La contamination est inévitable en cuisine, mais il y a aussi beaucoup de tradition. Le point est que, désormais, tout est mondialisé : « chacun suit son histoire, mais tous regardent aussi au-delà. Aujourd’hui, nous sommes tous naturellement exposés aux traditions des autres pays et, si ces traditions rentrent dans nos cordes, alors nous en sommes inévitablement influencés. » On saisit tout de suite le sens de ce discours en mangeant chez Mazzo : l’un de leur plat typique, les tripes frites sur chutney de tomates, rappellent une très forte tradition culinaire romaine unie à une préparation elle aussi traditionnelle, mais à des milliers de kilomètres de distance.

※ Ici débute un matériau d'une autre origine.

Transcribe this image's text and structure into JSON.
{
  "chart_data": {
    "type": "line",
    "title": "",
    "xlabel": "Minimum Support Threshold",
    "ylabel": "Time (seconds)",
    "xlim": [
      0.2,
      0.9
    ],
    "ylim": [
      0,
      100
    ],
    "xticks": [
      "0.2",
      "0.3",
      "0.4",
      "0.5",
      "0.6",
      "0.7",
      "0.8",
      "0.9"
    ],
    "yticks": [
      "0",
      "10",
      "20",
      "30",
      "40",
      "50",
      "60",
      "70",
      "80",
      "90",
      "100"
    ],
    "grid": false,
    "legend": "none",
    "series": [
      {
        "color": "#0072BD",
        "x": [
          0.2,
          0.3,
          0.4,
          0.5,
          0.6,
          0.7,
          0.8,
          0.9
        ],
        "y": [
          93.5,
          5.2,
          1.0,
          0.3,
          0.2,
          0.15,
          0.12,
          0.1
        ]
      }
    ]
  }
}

Anche fondi di cottura, brodi e riduzioni sono fondamentali nella nostra cucina oggi: concentriamo così i sapori di qualsiasi cosa” ci spiega Marco. Pratica che sta tornando, ultimamente, e che si contrappone a una cucina espressa, più schietta ma carente per alcuni aspetti. Riduzioni e fondi, infatti, richiedono tempi maggiori, ma danno uno spessore diverso al piatto, permettendo di utilizzare l’animale nella sua interezza: tagli meno pregiati, valorizzati con diverse cotture.

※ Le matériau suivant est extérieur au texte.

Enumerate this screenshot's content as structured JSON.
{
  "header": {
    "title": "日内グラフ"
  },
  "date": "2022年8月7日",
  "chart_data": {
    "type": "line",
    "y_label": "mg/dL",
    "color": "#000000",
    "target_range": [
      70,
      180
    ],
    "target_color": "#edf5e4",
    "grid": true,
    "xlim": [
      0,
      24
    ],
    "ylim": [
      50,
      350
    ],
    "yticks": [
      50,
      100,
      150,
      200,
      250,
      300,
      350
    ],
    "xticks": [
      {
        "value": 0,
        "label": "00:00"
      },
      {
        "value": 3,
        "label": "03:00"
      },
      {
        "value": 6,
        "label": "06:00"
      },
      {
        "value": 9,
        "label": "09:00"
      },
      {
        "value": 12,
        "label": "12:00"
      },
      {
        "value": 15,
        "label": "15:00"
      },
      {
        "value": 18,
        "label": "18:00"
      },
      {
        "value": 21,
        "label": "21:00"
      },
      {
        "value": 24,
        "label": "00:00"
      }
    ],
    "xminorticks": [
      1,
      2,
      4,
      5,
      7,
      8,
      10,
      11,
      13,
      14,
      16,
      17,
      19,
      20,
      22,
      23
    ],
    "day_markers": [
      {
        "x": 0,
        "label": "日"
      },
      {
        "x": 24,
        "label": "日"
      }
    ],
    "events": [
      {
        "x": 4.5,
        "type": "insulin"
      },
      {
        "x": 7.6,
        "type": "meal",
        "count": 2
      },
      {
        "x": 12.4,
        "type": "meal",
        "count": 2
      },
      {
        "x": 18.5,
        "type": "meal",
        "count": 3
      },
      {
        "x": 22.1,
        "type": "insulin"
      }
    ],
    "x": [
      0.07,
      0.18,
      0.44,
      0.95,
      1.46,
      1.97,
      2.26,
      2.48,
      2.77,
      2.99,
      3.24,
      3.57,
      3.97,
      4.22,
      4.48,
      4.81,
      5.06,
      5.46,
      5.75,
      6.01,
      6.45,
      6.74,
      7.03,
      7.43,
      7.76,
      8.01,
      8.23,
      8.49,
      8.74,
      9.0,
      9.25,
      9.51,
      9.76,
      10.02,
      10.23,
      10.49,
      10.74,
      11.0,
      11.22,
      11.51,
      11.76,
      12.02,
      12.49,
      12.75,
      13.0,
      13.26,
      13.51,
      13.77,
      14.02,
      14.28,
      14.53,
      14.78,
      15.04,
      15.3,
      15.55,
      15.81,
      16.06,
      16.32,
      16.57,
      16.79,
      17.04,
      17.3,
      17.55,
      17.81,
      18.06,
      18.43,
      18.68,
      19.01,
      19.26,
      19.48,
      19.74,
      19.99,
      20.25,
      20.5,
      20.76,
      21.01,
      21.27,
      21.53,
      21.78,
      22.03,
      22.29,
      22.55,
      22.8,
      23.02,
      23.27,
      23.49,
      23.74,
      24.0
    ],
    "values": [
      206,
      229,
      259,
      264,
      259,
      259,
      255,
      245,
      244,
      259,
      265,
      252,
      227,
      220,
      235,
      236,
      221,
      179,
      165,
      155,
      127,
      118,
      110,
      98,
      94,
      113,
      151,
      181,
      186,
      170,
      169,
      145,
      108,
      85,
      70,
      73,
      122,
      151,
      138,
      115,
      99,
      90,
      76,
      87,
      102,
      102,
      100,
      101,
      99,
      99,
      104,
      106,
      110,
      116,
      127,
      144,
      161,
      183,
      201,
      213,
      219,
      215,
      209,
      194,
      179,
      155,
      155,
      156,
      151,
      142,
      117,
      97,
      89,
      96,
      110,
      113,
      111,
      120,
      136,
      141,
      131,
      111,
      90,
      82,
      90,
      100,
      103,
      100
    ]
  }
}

Les entrailles, par exemple, sont très versatiles en cuisine et représentent l’un des piliers de la cuisine romaine. « Nous les utilisons beaucoup, et c’est pour cela qu’ils nous disent traditionnels.Le discours est plus ample toutefois : nous recherchons une tradition plus sophistiquée avec plus de cohérence dans l’utilisation des matières premières ». La cohérence consiste également à récupérer des ingrédients perdus, comme les civelles, des alevins d’anguilles qui sont servies frittes chez Mazzo, avec un twist de mayonnaise à l’ail et de romarin, comme le veut l’histoire. La tradition à la rencontre de la créativité : le contenu d’un plat ne change pas en changeant la forme, mais le résultat est surprenant.

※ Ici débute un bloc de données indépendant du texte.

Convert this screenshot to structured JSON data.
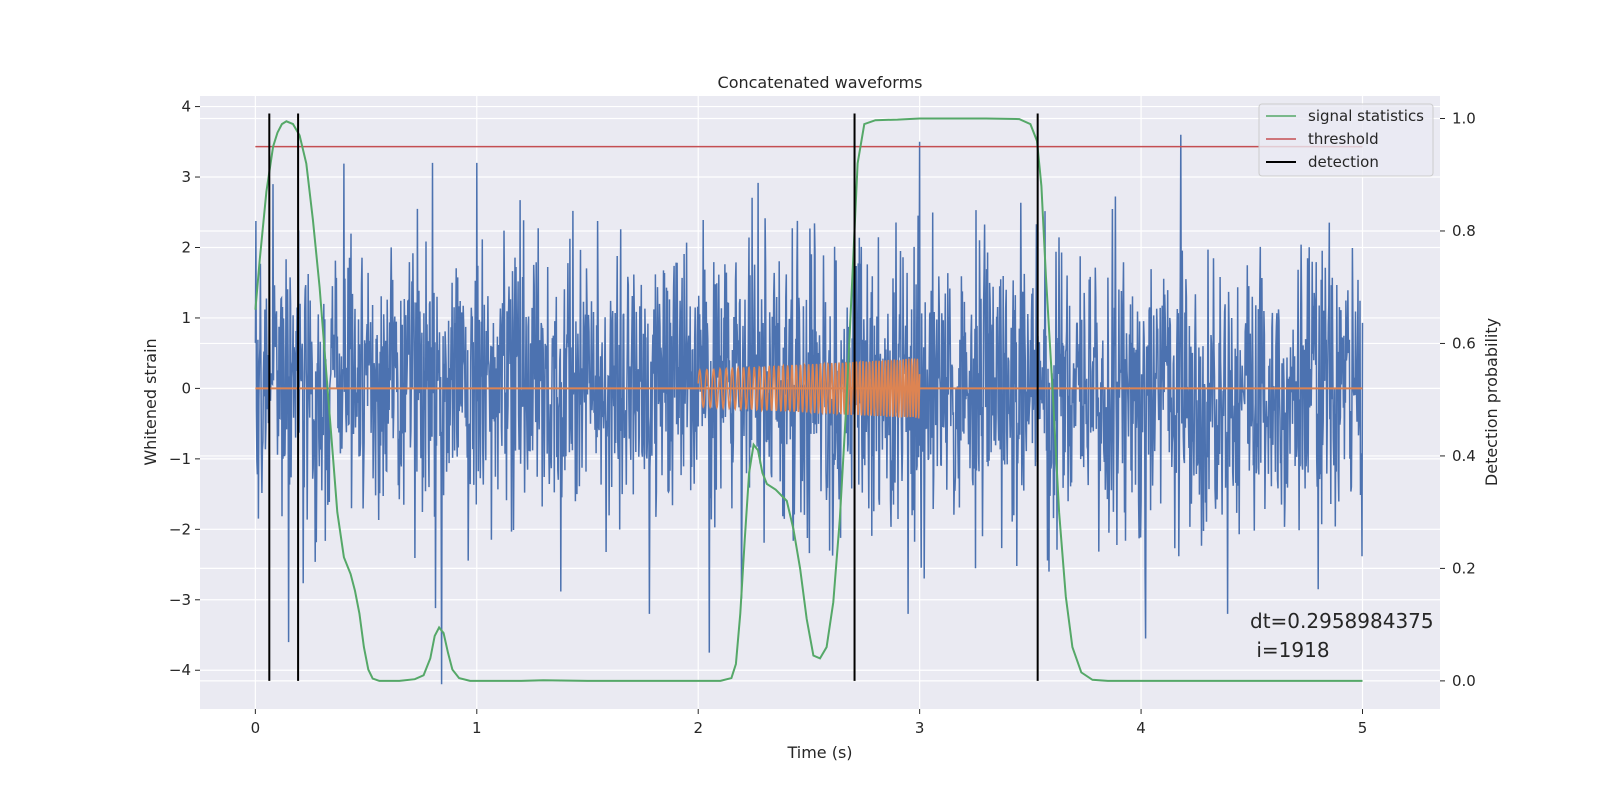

Un background diverso ha dato ai ragazzi una visione più ampia, una progettualità più rapida rispetto a una formazione di tipo prettamente accademico, che ha schemi più rigidi. “E’ stato difficile affermarsi, certo, e forse ci vedono ancora con quell’eclettismo che ci caratterizzava all’inizio del nostro percorso. Noi vogliamo solo migliorarci ogni giorno, senza seguire mode”. A loro piace così: non uniformarsi a nessun cliché. Thug couple per attitudine, non per scelta.

Des projets pour l’avenir ? Des tonnes, tous top secret. 

« Et puis, régner sur le monde », lance Francesca en plaisantant, mais à dire vrai, leur approche serait un tournant positif pour beaucoup de restaurateurs. Parce que c’est vrai, en cuisine comme dans tous les autres métiers, on peut s'ennuyer ou devenir fou. Eux, ils ont choisi de se divertir en donnant un bel exemple de fraîcheur et d’innovation. « En me divertissant, je me sens en paix avec moi-même, et je le communique aux autres dans mes plats », dit Francesca en souriant. Comme ce serait beau si tout le monde prenait ce travail de cette façon.